During my time in Vietnam, through 1965 and 1966, it became clear that the South Vietnamese government had no popular legitimacy and that they did not see the war as a struggle against communist expansion, but rather as a struggle to prevent another colonial power from taking control. To the Vietnamese, we were the second coming of the French or Chinese.

Our disastrous involvement in Vietnam shaped a generation of American leaders, instructing them in the importance of exercising restraint and keeping an eye on the broader strategic context. But these lessons were lost in the emotional response to the attacks of Sept. 11. Just as Vietnam was not part of a broader war against global Communist expansion, Iraq was not part of the global war on terror. Just as the attacks in the Gulf of Tonkin were manipulated to advance a policy agenda and twisted to fit a misguided narrative, so too was the intelligence that Iraq had weapons of mass destruction and ties to al-Qaeda. We were not greeted as liberators in Vietnam, nor were we in Iraq.

My own service in Vietnam shaped my thinking and kept me from joining the majority of the foreign policy establishment in supporting the war in Iraq. I often wonder if we might not have rushed into Iraq had leaders like President George W. Bush, Vice President Dick Cheney, and Deputy Secretary of Defense Paul Wolfowitz had not avoided service in Vietnam.
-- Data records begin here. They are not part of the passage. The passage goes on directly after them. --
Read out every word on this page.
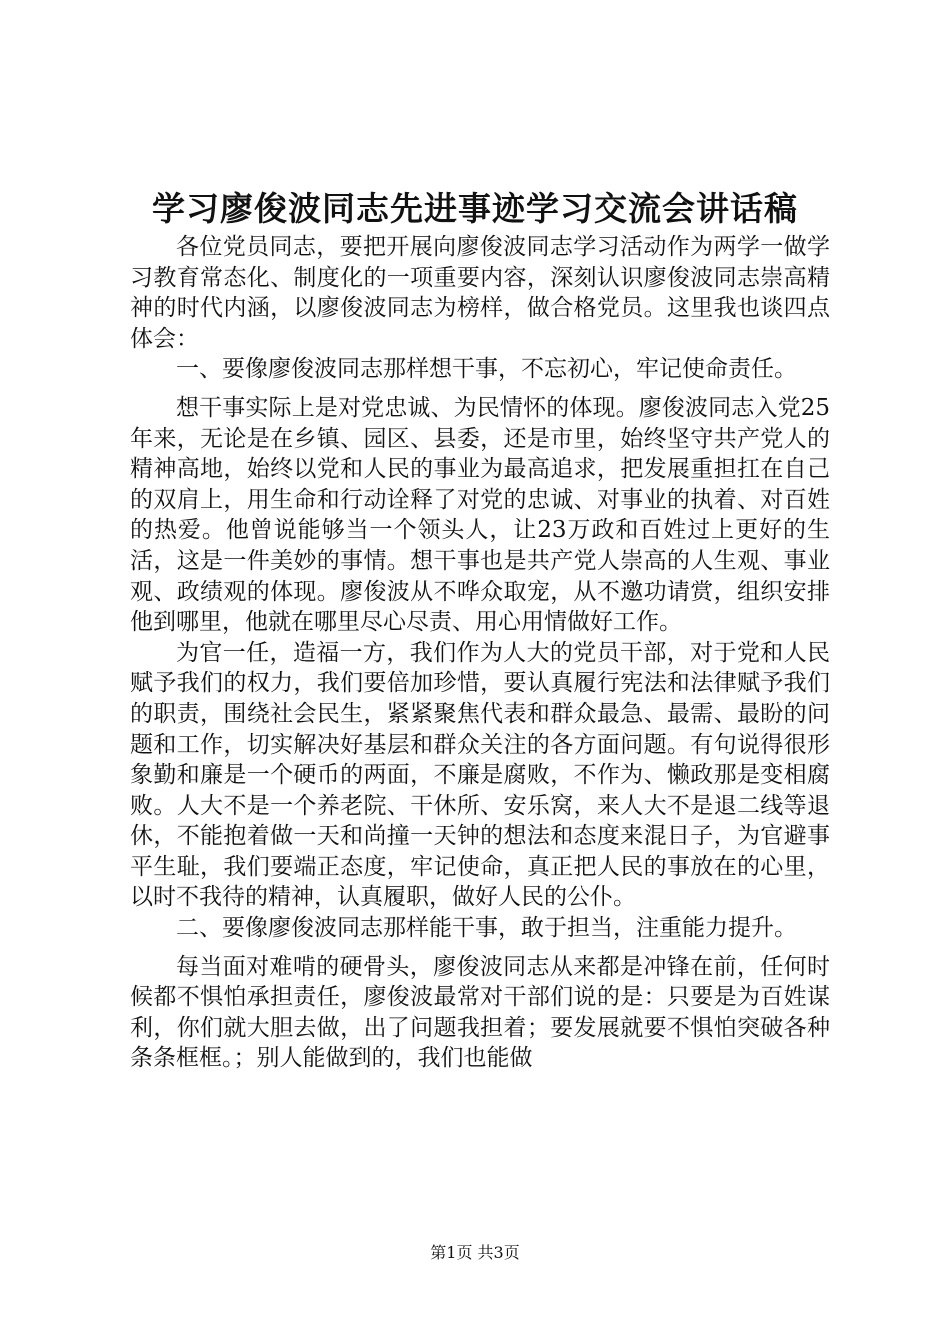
学习廖俊波同志先进事迹学习交流会讲话稿

各位党员同志，要把开展向廖俊波同志学习活动作为两学一做学习教育常态化、制度化的一项重要内容，深刻认识廖俊波同志崇高精神的时代内涵，以廖俊波同志为榜样，做合格党员。这里我也谈四点体会：

一、要像廖俊波同志那样想干事，不忘初心，牢记使命责任。

想干事实际上是对党忠诚、为民情怀的体现。廖俊波同志入党25年来，无论是在乡镇、园区、县委，还是市里，始终坚守共产党人的精神高地，始终以党和人民的事业为最高追求，把发展重担扛在自己的双肩上，用生命和行动诠释了对党的忠诚、对事业的执着、对百姓的热爱。他曾说能够当一个领头人，让23万政和百姓过上更好的生活，这是一件美妙的事情。想干事也是共产党人崇高的人生观、事业观、政绩观的体现。廖俊波从不哗众取宠，从不邀功请赏，组织安排他到哪里，他就在哪里尽心尽责、用心用情做好工作。

为官一任，造福一方，我们作为人大的党员干部，对于党和人民赋予我们的权力，我们要倍加珍惜，要认真履行宪法和法律赋予我们的职责，围绕社会民生，紧紧聚焦代表和群众最急、最需、最盼的问题和工作，切实解决好基层和群众关注的各方面问题。有句说得很形象勤和廉是一个硬币的两面，不廉是腐败，不作为、懒政那是变相腐败。人大不是一个养老院、干休所、安乐窝，来人大不是退二线等退休，不能抱着做一天和尚撞一天钟的想法和态度来混日子，为官避事平生耻，我们要端正态度，牢记使命，真正把人民的事放在的心里，以时不我待的精神，认真履职，做好人民的公仆。

二、要像廖俊波同志那样能干事，敢于担当，注重能力提升。

每当面对难啃的硬骨头，廖俊波同志从来都是冲锋在前，任何时候都不惧怕承担责任，廖俊波最常对干部们说的是：只要是为百姓谋利，你们就大胆去做，出了问题我担着；要发展就要不惧怕突破各种条条框框。；别人能做到的，我们也能做

第1页 共3页
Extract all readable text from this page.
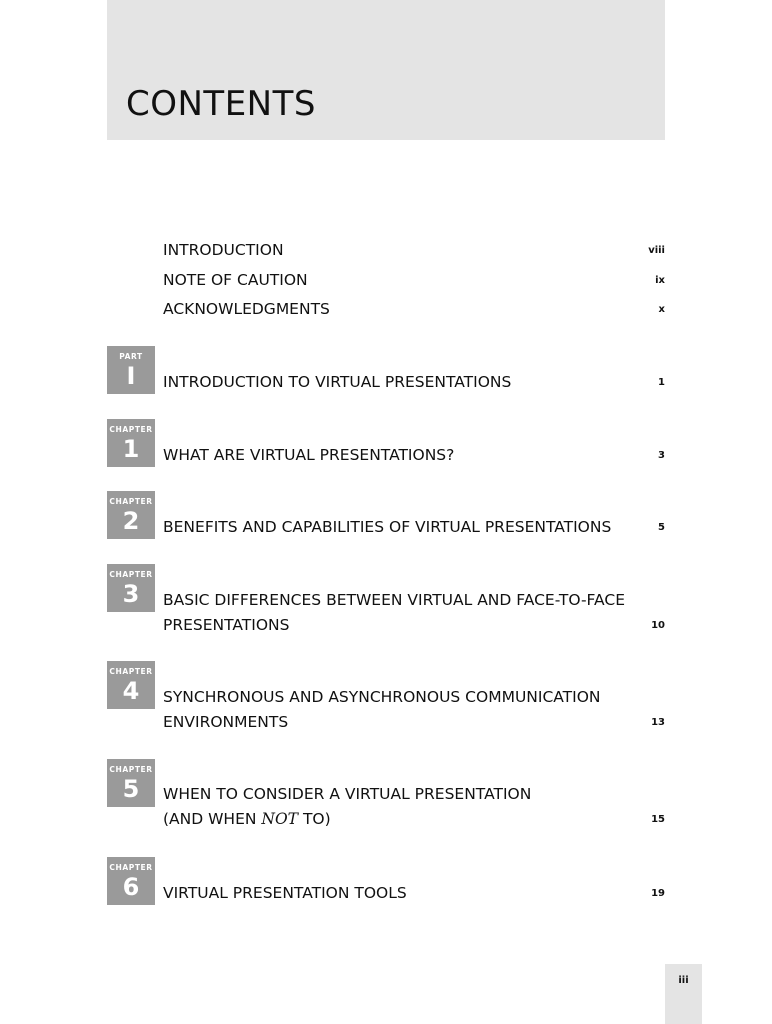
CONTENTS
INTRODUCTION	viii
NOTE OF CAUTION	ix
ACKNOWLEDGMENTS	x
PART
I	INTRODUCTION TO VIRTUAL PRESENTATIONS	1
CHAPTER
1	WHAT ARE VIRTUAL PRESENTATIONS?	3
CHAPTER
2	BENEFITS AND CAPABILITIES OF VIRTUAL PRESENTATIONS	5
CHAPTER
3	BASIC DIFFERENCES BETWEEN VIRTUAL AND FACE-TO-FACE
PRESENTATIONS	10
CHAPTER
4	SYNCHRONOUS AND ASYNCHRONOUS COMMUNICATION
ENVIRONMENTS	13
CHAPTER
5	WHEN TO CONSIDER A VIRTUAL PRESENTATION
(AND WHEN NOT TO)	15
CHAPTER
6	VIRTUAL PRESENTATION TOOLS	19
iii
My hope is that the 50thanniversary of the Gulf of Tonkin incident will give pause to those advocating for aggressive, immediate action to meet today’s challenges in the Middle East and Eastern Europe.

We’re still dealing with the fallout from the disastrous decisions to invade both Vietnam and Iraq—in a crowded graveyard at Arlington, a depleted treasury, a public disillusioned with their government, and an over-stretched VA. And, while the sense that “the world is on fire” can be strong, at times, stoked by 24-hour news and a penchant for sensationalist reporting, it is important to keep the broader strategic picture in mind and remember the lessons of restraint learned at such terrible cost over the last century.

Lawrence J. Korb is senior fellow at the Center for American Progress and was the Assistant Secretary of Defense for Manpower, Reserve Affairs, Installations and Logistics from 1981-1985. He has also held senior leadership positions at the Council on Foreign Relations, the American Enterprise Institute and Brookings.